Chief among originals beyond all price are the Declaration of Independence, the Constitution of the United States—both added in 1921—the personal papers of President Washington, many Presidents, and other statesmen.
The Library is rich in music. This collection numbers over 1,194,000 pieces and volumes, surpassed only in two or three European libraries. An auditorium of 500 seats, given and richly endowed by Mrs. Elizabeth Sprague Coolidge, provides free concerts and lectures.
Other notable groups are 1,400,000 maps and views; 542,000 engravings and other pictorial reproductions, including the splendid Pennell collections; the law library (404,000 volumes). The social and political sciences are represented by 890,500 volumes, language and literature by 350,000, history by 420,000, and pure science by 265,500.

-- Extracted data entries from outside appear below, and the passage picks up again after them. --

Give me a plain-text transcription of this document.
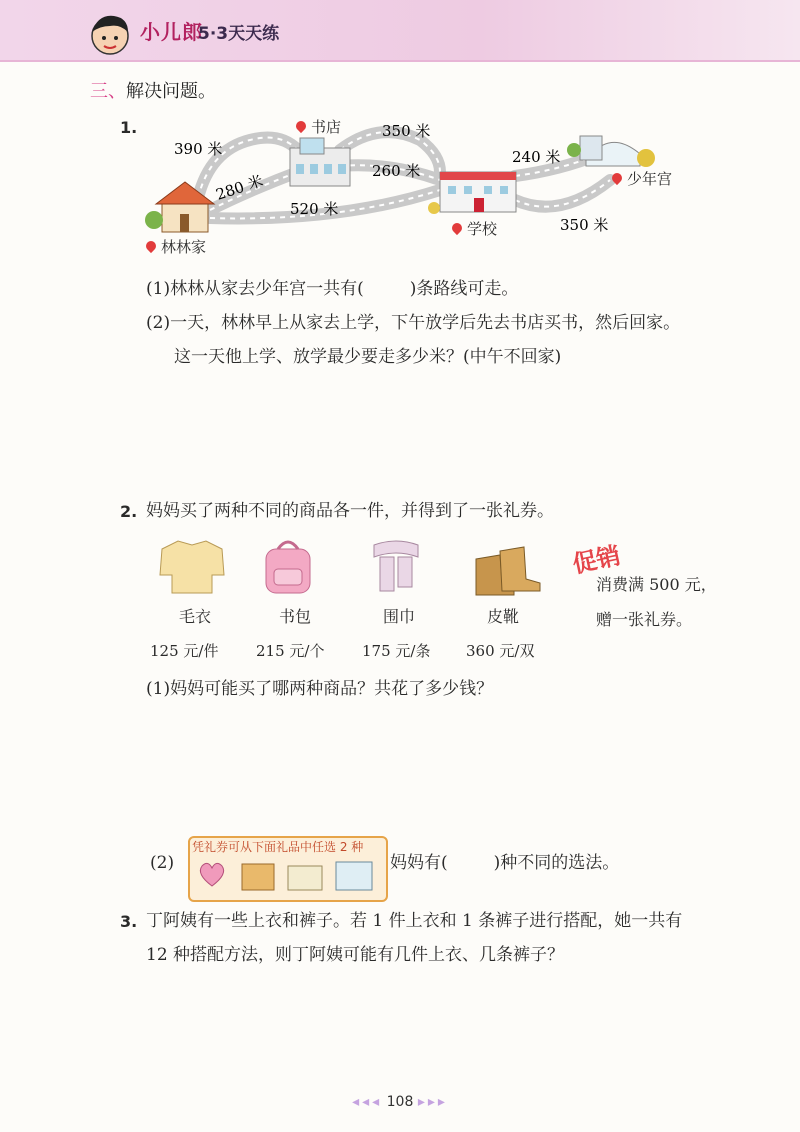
小儿郎
5·3天天练
三、解决问题。
1.
390 米
280 米
350 米
260 米
520 米
240 米
350 米
书店
学校
少年宫
林林家
(1)林林从家去少年宫一共有(	)条路线可走。
(2)一天，林林早上从家去上学，下午放学后先去书店买书，然后回家。
这一天他上学、放学最少要走多少米？(中午不回家)
2. 妈妈买了两种不同的商品各一件，并得到了一张礼券。
毛衣	书包	围巾	皮靴
125 元/件	215 元/个	175 元/条 360 元/双
促销
消费满 500 元，
赠一张礼券。
(1)妈妈可能买了哪两种商品？共花了多少钱？
(2)
凭礼券可从下面礼品中任选 2 种
妈妈有(	)种不同的选法。
3. 丁阿姨有一些上衣和裤子。若 1 件上衣和 1 条裤子进行搭配，她一共有
12 种搭配方法，则丁阿姨可能有几件上衣、几条裤子？
◂◂◂ 108 ▸▸▸
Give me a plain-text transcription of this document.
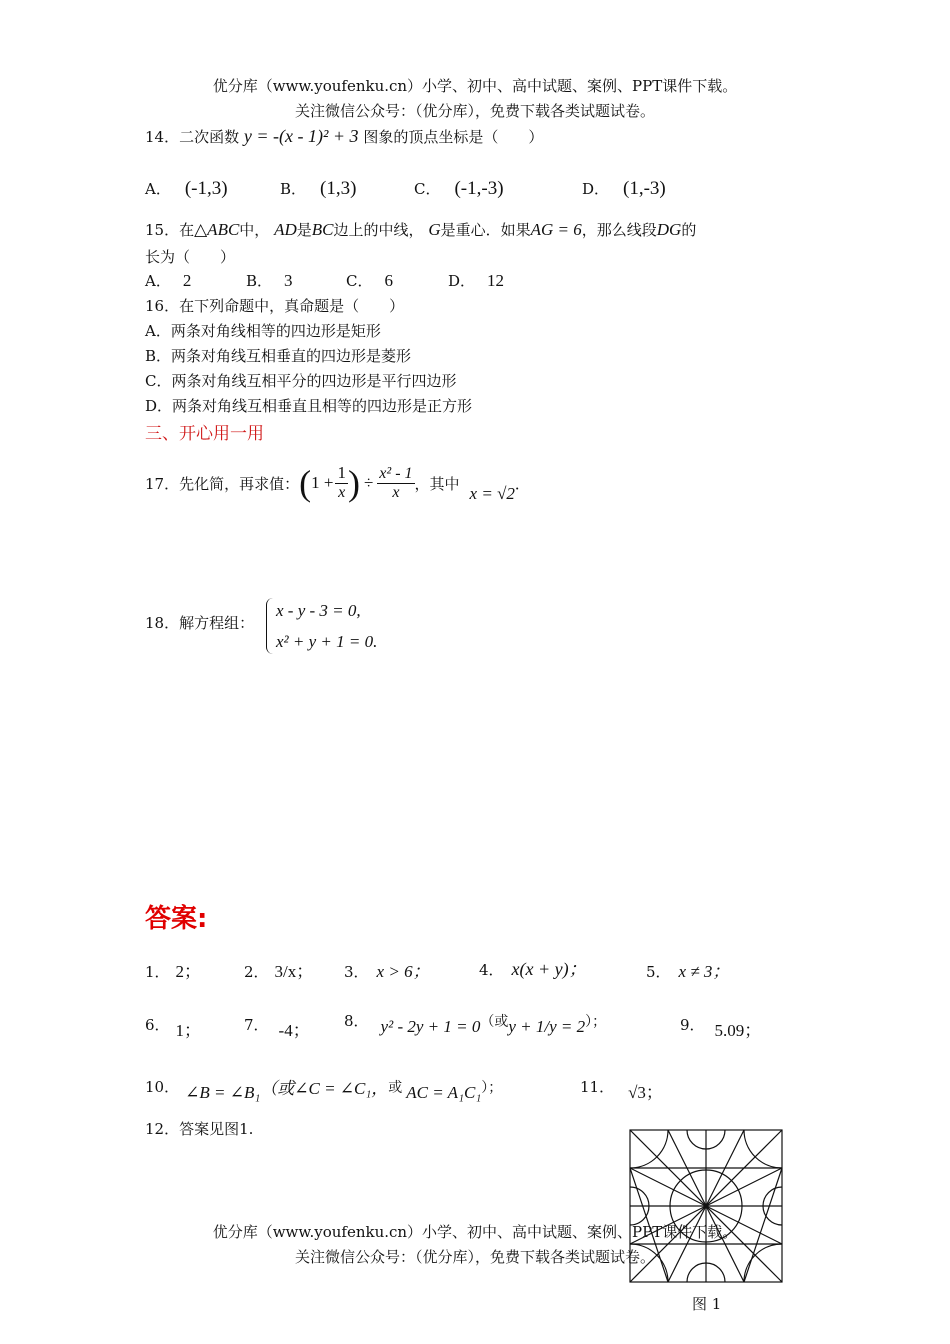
优分库（www.youfenku.cn）小学、初中、高中试题、案例、PPT课件下载。
关注微信公众号：（优分库），免费下载各类试题试卷。
14．二次函数 y = -(x - 1)² + 3 图象的顶点坐标是（　　）
A． (-1,3)	B． (1,3)	C． (-1,-3)	D． (1,-3)
15．在△ABC中， AD是BC边上的中线， G是重心．如果AG = 6，那么线段DG的
长为（　　）
A． 2	B． 3	C． 6	D． 12
16．在下列命题中，真命题是（　　）
A．两条对角线相等的四边形是矩形
B．两条对角线互相垂直的四边形是菱形
C．两条对角线互相平分的四边形是平行四边形
D．两条对角线互相垂直且相等的四边形是正方形
三、开心用一用
17． 先化简，再求值： ( $1 + \frac{1}{x}$ ) ÷ $\frac{\text{x² - 1}}{x}$ ，其中
x = √2
．
18．解方程组：
x - y - 3 = 0,
x² + y + 1 = 0.
答案:
1． 2；	2． 3/x； 3． x > 6；	4． x(x + y)；	5． x ≠ 3；
6． 1；	7． -4； 8． y² - 2y + 1 = 0（或y + 1/y = 2）；	9． 5.09；
10． ∠B = ∠B₁（或∠C = ∠C₁，或 AC = A₁C₁）；	11． √3；
12．答案见图1.
图 1
优分库（www.youfenku.cn）小学、初中、高中试题、案例、PPT课件下载。
关注微信公众号：（优分库），免费下载各类试题试卷。
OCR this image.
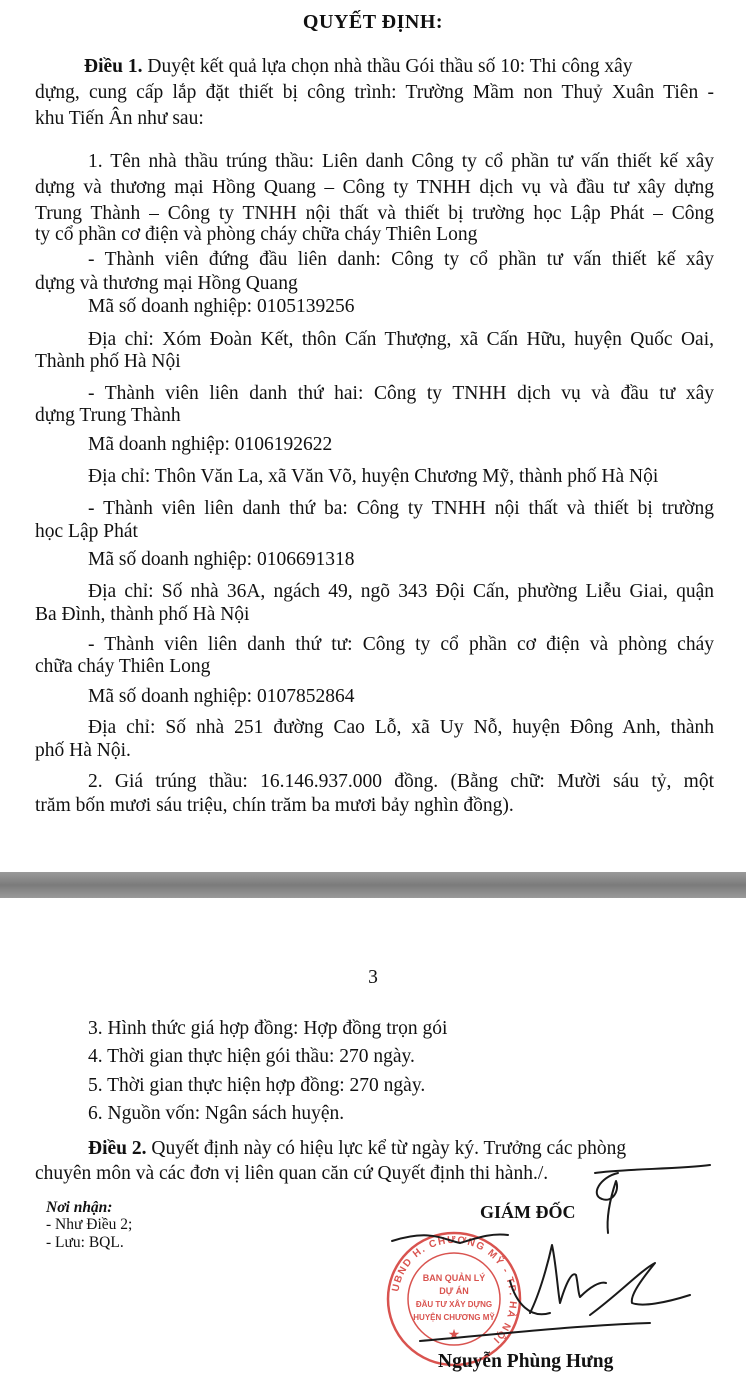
QUYẾT ĐỊNH:
Điều 1. Duyệt kết quả lựa chọn nhà thầu Gói thầu số 10: Thi công xây
dựng, cung cấp lắp đặt thiết bị công trình: Trường Mầm non Thuỷ Xuân Tiên -
khu Tiến Ân như sau:
1. Tên nhà thầu trúng thầu: Liên danh Công ty cổ phần tư vấn thiết kế xây
dựng và thương mại Hồng Quang – Công ty TNHH dịch vụ và đầu tư xây dựng
Trung Thành – Công ty TNHH nội thất và thiết bị trường học Lập Phát – Công
ty cổ phần cơ điện và phòng cháy chữa cháy Thiên Long
- Thành viên đứng đầu liên danh: Công ty cổ phần tư vấn thiết kế xây
dựng và thương mại Hồng Quang
Mã số doanh nghiệp: 0105139256
Địa chỉ: Xóm Đoàn Kết, thôn Cấn Thượng, xã Cấn Hữu, huyện Quốc Oai,
Thành phố Hà Nội
- Thành viên liên danh thứ hai: Công ty TNHH dịch vụ và đầu tư xây
dựng Trung Thành
Mã doanh nghiệp: 0106192622
Địa chỉ: Thôn Văn La, xã Văn Võ, huyện Chương Mỹ, thành phố Hà Nội
- Thành viên liên danh thứ ba: Công ty TNHH nội thất và thiết bị trường
học Lập Phát
Mã số doanh nghiệp: 0106691318
Địa chỉ: Số nhà 36A, ngách 49, ngõ 343 Đội Cấn, phường Liễu Giai, quận
Ba Đình, thành phố Hà Nội
- Thành viên liên danh thứ tư: Công ty cổ phần cơ điện và phòng cháy
chữa cháy Thiên Long
Mã số doanh nghiệp: 0107852864
Địa chỉ: Số nhà 251 đường Cao Lỗ, xã Uy Nỗ, huyện Đông Anh, thành
phố Hà Nội.
2. Giá trúng thầu: 16.146.937.000 đồng. (Bằng chữ: Mười sáu tỷ, một
trăm bốn mươi sáu triệu, chín trăm ba mươi bảy nghìn đồng).
3
3. Hình thức giá hợp đồng: Hợp đồng trọn gói
4. Thời gian thực hiện gói thầu: 270 ngày.
5. Thời gian thực hiện hợp đồng: 270 ngày.
6. Nguồn vốn: Ngân sách huyện.
Điều 2. Quyết định này có hiệu lực kể từ ngày ký. Trưởng các phòng
chuyên môn và các đơn vị liên quan căn cứ Quyết định thi hành./.
Nơi nhận:
- Như Điều 2;
- Lưu: BQL.
GIÁM ĐỐC
UBND H. CHƯƠNG MỸ - TP. HÀ NỘI
BAN QUẢN LÝ
DỰ ÁN
ĐẦU TƯ XÂY DỰNG
HUYỆN CHƯƠNG MỸ
★
Nguyễn Phùng Hưng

The most recent important development in service is the division of aeronautics, established through a benefaction of $140,000 from the Daniel Guggenheim Fund for Aeronautics, now supplemented by an annual congressional appropriation.
Special facilities for serious research include some 50 individual study rooms and (elsewhere) 125 special desks or tables. Interlibrary loans for investigators whose work is likely to advance the boundaries of knowledge are sent far and wide through the United States and some abroad.
There is a service for blind readers which last year loaned 42,000 volumes in embossed type to some 3,000 readers in the United States.
Printed catalogue cards, numbering 110,000,000, prepared by the Library for its own catalogues, are sold at cost to some 6,300 other libraries, effecting for the subscribers prodigious savings in their cataloguing bills but yielding a revenue to the Treasury of $328,405.
Until very recently Congress alone provided the funds to meet all the Library’s expenses, excepting one gift of $20,000 received in 1904. But in 1925 the Library of Congress Trust Fund Board was created by Congress, the Secretary of the Treasury and the Librarian of Congress being ex officio chairman and secretary of the board, respectively. The act authorized the board to receive and invest funds for permanent endowments, and the Librarian to receive gifts of money for immediate disbursement. Already endowments aggregating about $2,000,000 and gift funds of $1,415,000 for immediate expenditure have been received and have yielded an income from 1925 to 1938 of $726,000. These new resources add to the bibliographic apparatus and support a project for developing an archive of American folk song. One endowment yields $4,000 per year for the purchase of recent Hispanic literature and employs a consultant to suggest items for purchase in this particular field.